What happened to Ruth? Judaism has abandoned its heroines
Judaism, Christianity and Islam all remove woman from the sacred. None includes her in its rituals, as if God himself is keeping his distance.
From the text, it is clear that Ruth was a believer: "Your God will be my God," she said. But who did not believe back then, when God was young and involved?
Nevertheless, she did not leave her fate to God; she took responsibility for it. The megillah named after her is a feminist tract; there is nothing like it for extolling women.
Ruth and Naomi are assertive and opinionated, as we would say today. Have you ever heard of an "opinionated" man? It is understood that all of them are like that, and only women, whose minds are usually weak, deserve special mention when they are otherwise.
The men in this megillah are fairly weak, with a tendency to fall ill and even die. After all, what can be expected from those born of women, who are given names like Mahlon (from the Hebrew root for illness ) and Kilyon ("annihilation" )?
Only Boaz is apparently different: a veritable hero. But the two women will wind even this hero around their little fingers. Ruth, a heathen, disturbs him by coming secretly, at night, to the threshing floor, where she uncovers his feet and lies down by him. Instead of filing a complaint with the police, he proposes marriage: In modern-day language, Will you marry me? Would she have been able to entice him had she covered herself from head to toe like the so-called Taliban mother?
Women spin the threads of this plot, and the man falls into their net.
Ruth never went to a different field, but to this day, she continues to glean behind the young men. The gaps have not diminished since then; they have only gotten bigger. In their long journey through history, Ruth and Naomi have been left behind.
Today, they are kept isolated, imprisoned in their own separate compound, pushed to the rear of the bus, made to study in segregated classrooms. They were even kept separate during this year's Jerusalem Day parade. They must not sing or dance in public, lest a modern-day Boaz feel lust. Even Religious Zionism is now more afraid of its own urges than of its Maker.
Only Madonna - that utterly righteous woman and recognized convert - is today allowed to approach the Western Wall and pour out her tears on its boiling stones.
The Ruth of myth and legend obtained her revenge: Her status was enshrined for all eternity as the great-grandmother of the house of David, and also of Eli Yishai. She no longer has to beg at the minister's gates and uncover his feet. But the modern Ruth, in contrast, is a despised woman: Who can know what she goes through? She does not set events in motion or move the plot forward in conjunction with her mother-in-law.
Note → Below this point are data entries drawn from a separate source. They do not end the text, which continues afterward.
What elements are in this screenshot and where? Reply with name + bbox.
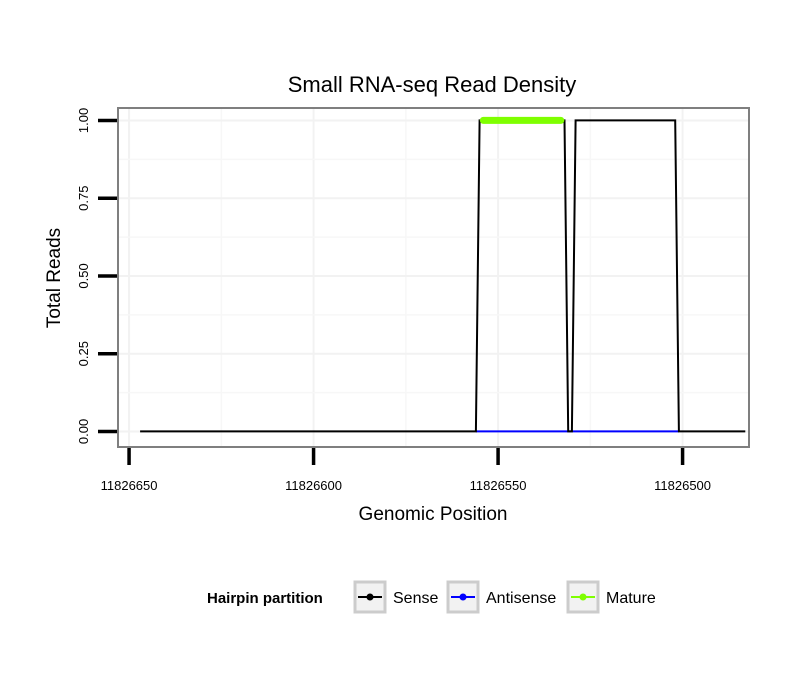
plot-panel-border: [117, 107, 750, 448]
y-axis-title: Total Reads: [44, 228, 65, 328]
legend-key-point: [459, 593, 467, 601]
legend-key-point: [366, 593, 374, 601]
legend-label: Mature: [606, 590, 656, 607]
legend-key-point: [579, 593, 587, 601]
x-tick-label: 11826500: [654, 478, 711, 493]
x-tick-label: 11826600: [285, 478, 342, 493]
legend-entries: Sense Antisense Mature: [353, 580, 656, 614]
grid-layer: [118, 108, 749, 447]
x-tick-label: 11826650: [101, 478, 158, 493]
y-tick-label: 0.50: [76, 263, 91, 288]
legend: Hairpin partition Sense Antisense Mature: [207, 580, 656, 614]
legend-title: Hairpin partition: [207, 590, 323, 607]
x-tick-label: 11826550: [470, 478, 527, 493]
legend-label: Sense: [393, 590, 438, 607]
y-tick-label: 1.00: [76, 108, 91, 133]
y-tick-label: 0.25: [76, 341, 91, 366]
axis-layer: 11826650 11826600 11826550 11826500 0.00 0.25…: [76, 108, 711, 493]
series-layer: [140, 116, 746, 433]
x-axis-title: Genomic Position: [359, 504, 508, 525]
series-line-sense: [140, 119, 746, 433]
chart-title: Small RNA-seq Read Density: [288, 72, 577, 97]
y-tick-label: 0.75: [76, 186, 91, 211]
y-tick-label: 0.00: [76, 419, 91, 444]
legend-label: Antisense: [486, 590, 556, 607]
legend-key-box: [566, 580, 600, 614]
When their husbands, those yeshiva students for life, deem Torah study their profession, the wives' profession consists, at times, of earning the family living, and always of stirring their cooking pots and changing the children's diapers. Her honor is within - deep, deep within.
In every state where religion was not separated from it at birth, women - religious and secular alike - suffer discrimination. For religion in its Orthodox form is woman's great enemy. Every religion, and every woman.
There is no substantive difference between Judaism, Christianity and Islam: All remove woman from the sacred, and none includes her in its rituals, as if God himself kept his distance from them. This exclusion is the root of oppression in all areas of life, at the personal level and at the public level. Only when it is uprooted will the oppression end.
When a female priest prays to Jesus, a female imam to Mohammed and a female rabbi - not a rebbetzin - to her father in heaven, only then will there be complete equality on earth. And Ruth will live again.